United States Agency for International Development (USAID)
April 1st, 2014
SAN SALVADOR- The United States Agency for International Development (USAID), through the Regional Trade and Market Alliances Project and in close collaboration with the Secretariat for Central American Economic Integration (SIECA), held a regional workshop exploring challenges faced by Central American countries with respect to implementing the draft Agreement on Trade Facilitation approved by World Trade Organization (WTO) members in December 2013.
The workshop will define the meaning and scope of the WTO Agreement on Trade Facilitation; analyze other regions’ successes, challenges, and lessons learned in the implementation of Agreement-related provisions; and assess challenges countries will face to achieve compliance.
The workshop was divided in two sub-regional meetings; the first one was held in San José, Costa Rica, on April 1 and 2, 2014, and the second will take place in Tegucigalpa, Honduras, on April 7 and 8. In Costa Rica, representatives of different sectors of the host country were among the attendees, as were representatives from Panama and Nicaragua. Representatives from El Salvador, Guatemala, and Honduras will attend the meeting in Tegucigalpa.

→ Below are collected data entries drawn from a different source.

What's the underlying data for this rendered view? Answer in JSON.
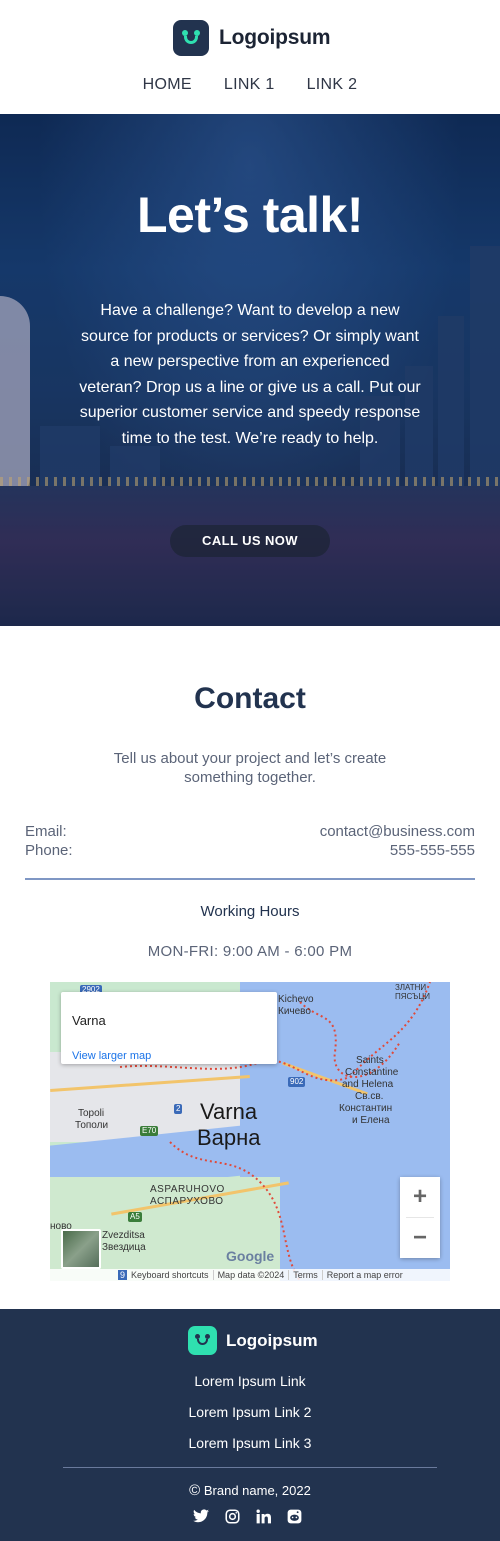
{
  "header": {
    "logo_text": "Logoipsum",
    "nav": [
      "HOME",
      "LINK 1",
      "LINK 2"
    ]
  },
  "hero": {
    "title": "Let’s talk!",
    "body": "Have a challenge? Want to develop a new source for products or services? Or simply want a new perspective from an experienced veteran? Drop us a line or give us a call. Put our superior customer service and speedy response time to the test. We’re ready to help.",
    "cta_label": "CALL US NOW"
  },
  "contact": {
    "title": "Contact",
    "subtitle": "Tell us about your project and let’s create something together.",
    "email_label": "Email:",
    "email_value": "contact@business.com",
    "phone_label": "Phone:",
    "phone_value": "555-555-555",
    "working_hours_title": "Working Hours",
    "working_hours_value": "MON-FRI: 9:00 AM - 6:00 PM"
  },
  "map": {
    "place_name": "Varna",
    "view_larger": "View larger map",
    "city_latin": "Varna",
    "city_cyrillic": "Варна",
    "labels": {
      "kichevo": "Kichevo",
      "kichevo_cyr": "Кичево",
      "saints": "Saints",
      "constantine": "Constantine",
      "and_helena": "and Helena",
      "sv_short": "Св.св.",
      "konstantin": "Константин",
      "i_elena": "и Елена",
      "topoli": "Topoli",
      "topoli_cyr": "Тополи",
      "asparuhovo": "ASPARUHOVO",
      "asparuhovo_cyr": "АСПАРУХОВО",
      "zvezditsa": "Zvezditsa",
      "zvezditsa_cyr": "Звездица",
      "novo": "ново",
      "zlatni": "ЗЛАТНИ",
      "pyasatsi": "ПЯСЪЦИ"
    },
    "shields": {
      "e70": "E70",
      "r2": "2",
      "r902": "902",
      "a5": "A5",
      "r9": "9",
      "r2902": "2902"
    },
    "google": "Google",
    "footer": {
      "keyboard": "Keyboard shortcuts",
      "map_data": "Map data ©2024",
      "terms": "Terms",
      "report": "Report a map error"
    },
    "zoom_in": "+",
    "zoom_out": "−"
  },
  "footer": {
    "logo_text": "Logoipsum",
    "links": [
      "Lorem Ipsum Link",
      "Lorem Ipsum Link 2",
      "Lorem Ipsum Link 3"
    ],
    "copyright": "Brand name, 2022",
    "copyright_symbol": "©",
    "socials": [
      "twitter-icon",
      "instagram-icon",
      "linkedin-icon",
      "reddit-icon"
    ]
  },
  "colors": {
    "navy": "#22334f",
    "accent": "#2fe0b0",
    "divider": "#7f97c4"
  }
}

The first part of the meeting in Costa Rica included remarks by guest experts who discussed the development of the agreement and how its provisions have been implemented in other regions. During the second part, participants worked interactively in groups, analyzing the main challenges and courses of action for implementation in their respective countries. Guest experts worked within the groups, sharing analyses, tools, and practices that have been applied in other places around the world. The meeting in Honduras will follow the same model.

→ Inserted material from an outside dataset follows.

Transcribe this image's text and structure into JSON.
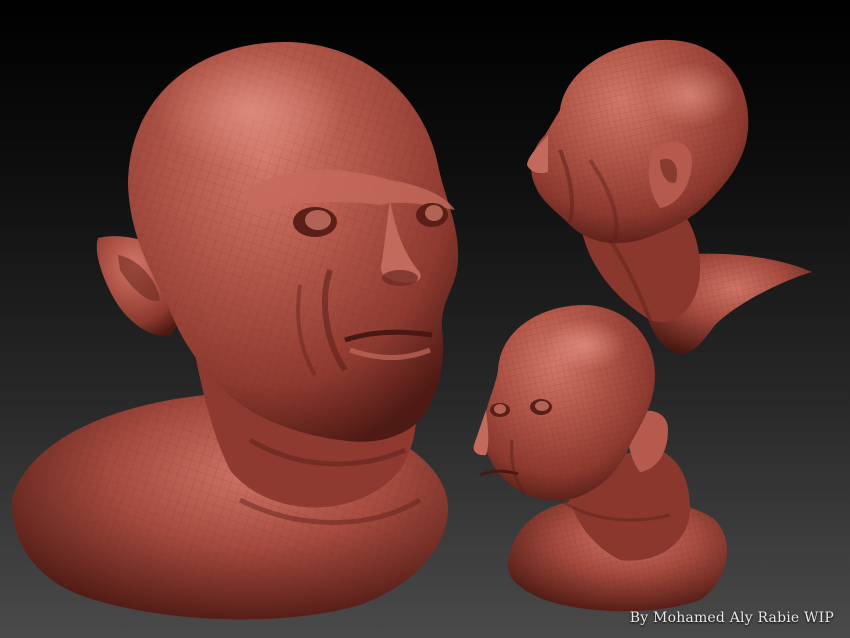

The USAID Regional Trade and Market Alliances Project is supporting Central American countries in leveraging intra-regional trade and exports as a means to reach inclusive economic growth. Through this initiative, USAID expects to consolidate regional value chains and increase access to export markets, through alliances between the main public and private actors, facilitating trade, harmonizing export requirements, and promoting greater institutional capacity in the national and regional public sectors to face these challenges.